Like much of our political discourse, the Wright issue has been inflated for sensational purposes -- it’s a serious issue, worth discussion, but not scandalous. I feel the same way about almost everything that we “dig up” about candidates. I’m not even sure that Hillary Clinton’s gross exaggerations should disqualify her from the office, much less a relationship of Obama’s that has never been hidden. The fact that the media finally addressed this large, well-known church is fine, but I don’t see how it quite amounts to a “gotcha,” our favorite political tool.

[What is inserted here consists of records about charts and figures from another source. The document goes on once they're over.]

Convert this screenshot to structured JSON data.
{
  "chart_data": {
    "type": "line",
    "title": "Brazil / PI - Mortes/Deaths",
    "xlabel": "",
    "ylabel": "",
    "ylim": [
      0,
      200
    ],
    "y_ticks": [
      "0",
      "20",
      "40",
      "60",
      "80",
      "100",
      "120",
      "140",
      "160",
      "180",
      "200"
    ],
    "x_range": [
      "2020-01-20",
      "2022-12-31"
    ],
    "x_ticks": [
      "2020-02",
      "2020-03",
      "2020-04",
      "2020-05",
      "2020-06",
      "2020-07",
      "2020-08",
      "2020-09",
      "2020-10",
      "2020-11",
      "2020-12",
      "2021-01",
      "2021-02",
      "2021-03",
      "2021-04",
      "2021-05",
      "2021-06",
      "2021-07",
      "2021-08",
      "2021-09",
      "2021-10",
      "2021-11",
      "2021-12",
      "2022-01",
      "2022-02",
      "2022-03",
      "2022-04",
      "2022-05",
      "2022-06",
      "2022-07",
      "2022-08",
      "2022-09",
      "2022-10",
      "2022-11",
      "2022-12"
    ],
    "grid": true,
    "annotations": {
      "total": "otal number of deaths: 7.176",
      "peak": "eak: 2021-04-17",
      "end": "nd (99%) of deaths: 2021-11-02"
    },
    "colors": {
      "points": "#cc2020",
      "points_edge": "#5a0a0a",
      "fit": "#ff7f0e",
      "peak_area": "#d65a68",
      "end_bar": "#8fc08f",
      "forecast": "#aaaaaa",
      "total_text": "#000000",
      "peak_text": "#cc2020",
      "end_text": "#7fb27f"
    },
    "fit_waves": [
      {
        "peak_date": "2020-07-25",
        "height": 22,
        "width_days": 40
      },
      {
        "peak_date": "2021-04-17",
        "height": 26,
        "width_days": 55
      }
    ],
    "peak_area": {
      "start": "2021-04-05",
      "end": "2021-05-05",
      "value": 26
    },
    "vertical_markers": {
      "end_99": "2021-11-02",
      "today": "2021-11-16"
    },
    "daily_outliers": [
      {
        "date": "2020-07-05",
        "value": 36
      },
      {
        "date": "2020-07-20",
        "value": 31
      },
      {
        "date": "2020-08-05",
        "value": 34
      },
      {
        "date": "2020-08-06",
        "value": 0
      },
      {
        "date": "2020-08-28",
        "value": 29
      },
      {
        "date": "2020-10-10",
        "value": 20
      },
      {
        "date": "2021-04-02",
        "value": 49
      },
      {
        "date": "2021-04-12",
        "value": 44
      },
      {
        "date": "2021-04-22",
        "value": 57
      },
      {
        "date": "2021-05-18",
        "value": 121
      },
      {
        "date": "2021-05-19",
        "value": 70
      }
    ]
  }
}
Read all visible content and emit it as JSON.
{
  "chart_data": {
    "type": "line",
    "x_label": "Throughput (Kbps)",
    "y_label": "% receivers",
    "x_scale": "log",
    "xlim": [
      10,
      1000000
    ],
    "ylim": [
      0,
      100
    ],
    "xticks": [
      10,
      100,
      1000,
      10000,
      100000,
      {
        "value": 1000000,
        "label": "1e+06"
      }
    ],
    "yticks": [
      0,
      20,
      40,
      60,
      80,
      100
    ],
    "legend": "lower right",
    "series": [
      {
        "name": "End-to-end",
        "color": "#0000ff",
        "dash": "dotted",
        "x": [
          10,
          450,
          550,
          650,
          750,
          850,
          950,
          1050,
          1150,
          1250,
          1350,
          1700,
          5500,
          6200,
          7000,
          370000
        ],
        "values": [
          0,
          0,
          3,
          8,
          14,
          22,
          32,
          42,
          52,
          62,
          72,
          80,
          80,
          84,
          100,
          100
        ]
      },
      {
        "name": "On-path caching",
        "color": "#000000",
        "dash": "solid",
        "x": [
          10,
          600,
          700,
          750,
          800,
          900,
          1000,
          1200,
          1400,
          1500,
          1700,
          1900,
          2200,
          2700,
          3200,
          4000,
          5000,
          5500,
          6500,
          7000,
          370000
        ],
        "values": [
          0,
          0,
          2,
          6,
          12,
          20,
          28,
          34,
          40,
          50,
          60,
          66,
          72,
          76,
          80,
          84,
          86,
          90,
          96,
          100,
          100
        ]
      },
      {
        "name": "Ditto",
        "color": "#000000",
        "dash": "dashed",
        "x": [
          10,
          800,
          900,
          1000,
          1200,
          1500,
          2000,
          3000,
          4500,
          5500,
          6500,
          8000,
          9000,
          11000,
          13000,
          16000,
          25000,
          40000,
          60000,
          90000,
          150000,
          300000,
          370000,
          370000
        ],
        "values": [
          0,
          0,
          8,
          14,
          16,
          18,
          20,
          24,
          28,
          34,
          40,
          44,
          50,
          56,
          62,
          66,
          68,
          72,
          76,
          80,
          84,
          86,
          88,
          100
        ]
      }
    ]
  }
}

Obama admits to being imperfect. What sane person wouldn't? And he exists, for better or worse, in a political landscape where we often vote for the person who has the least rubble strewn around them by the time election day arrives. It will take a lot more rubble for me to stop supporting him.

3 Comments:

Anonymous Anonymous said...

As a longtime supporter of Obama, I appreciate your comforting words. And while I continue to support his candidacy, I am also terribly disappointed and dejected by these developments. Since you have done a thorough job of parsing the issues, I have no objection to your reasoned analysis and your continued support for Obama. One might say, what alternative do we all have at this point? My concern, however, lies with the diminished opportunity to seize the moment in November. We would all probably agree that Hillary presents a host of hurdles as a candidate in the general election. Many of us were counting on Barack to be the fresh and inspiring alternative. The Republican Party, though, has now been given a gift to be broadcast over and over of Wright's "God damn America" with Michelle Obama's statement that this is the "first time" she has been proud of "my country." While I am not judging the meaning of these statements out of context, needless to say, they will not play well to the ordinary American in November. And I am not heartened by additional references to a "modern day lynching" in more recent sermons. For those who are ardent supporters of Obama, this is a mere bump in the road, but the broader electorate will not be as easily persuaded. That being said, I understand your continuing support and intention to vote accordingly. Sadly, though, I believe that Barack's prospects and electability has been diminished greatly and possibly extinguished.

4:33 PM  
Blogger Mrs. White said...

Well said, John. And as I've said before, if there's any good that can come from this whole business it's that a politician finally stood up and gave a truthful speech about issues of race in America. He talked to Americans like we were intelligent adults, and it's a bit sad how refreshing that was.

7:37 PM  
Blogger Kraig said...

John, as usual, covers the issue exceedingly well. And, also as usual, the comments really nail it. Electability is now the main problem. If you want a sneak peak into what you can expect to see come September and October, watch the following video:

http://youtube.com/watch?v=72B3tUAqpo4

Something tells me videos and ads like that will "play in Peoria" as they say. But I'll hope the issues play stronger. From a strictly political standpoint, it doesn't help that McCain is a decent candidate. If superdelegates were looking for a reason to jump from Obama to Hillary--this is as valid a reason as they'll ever find.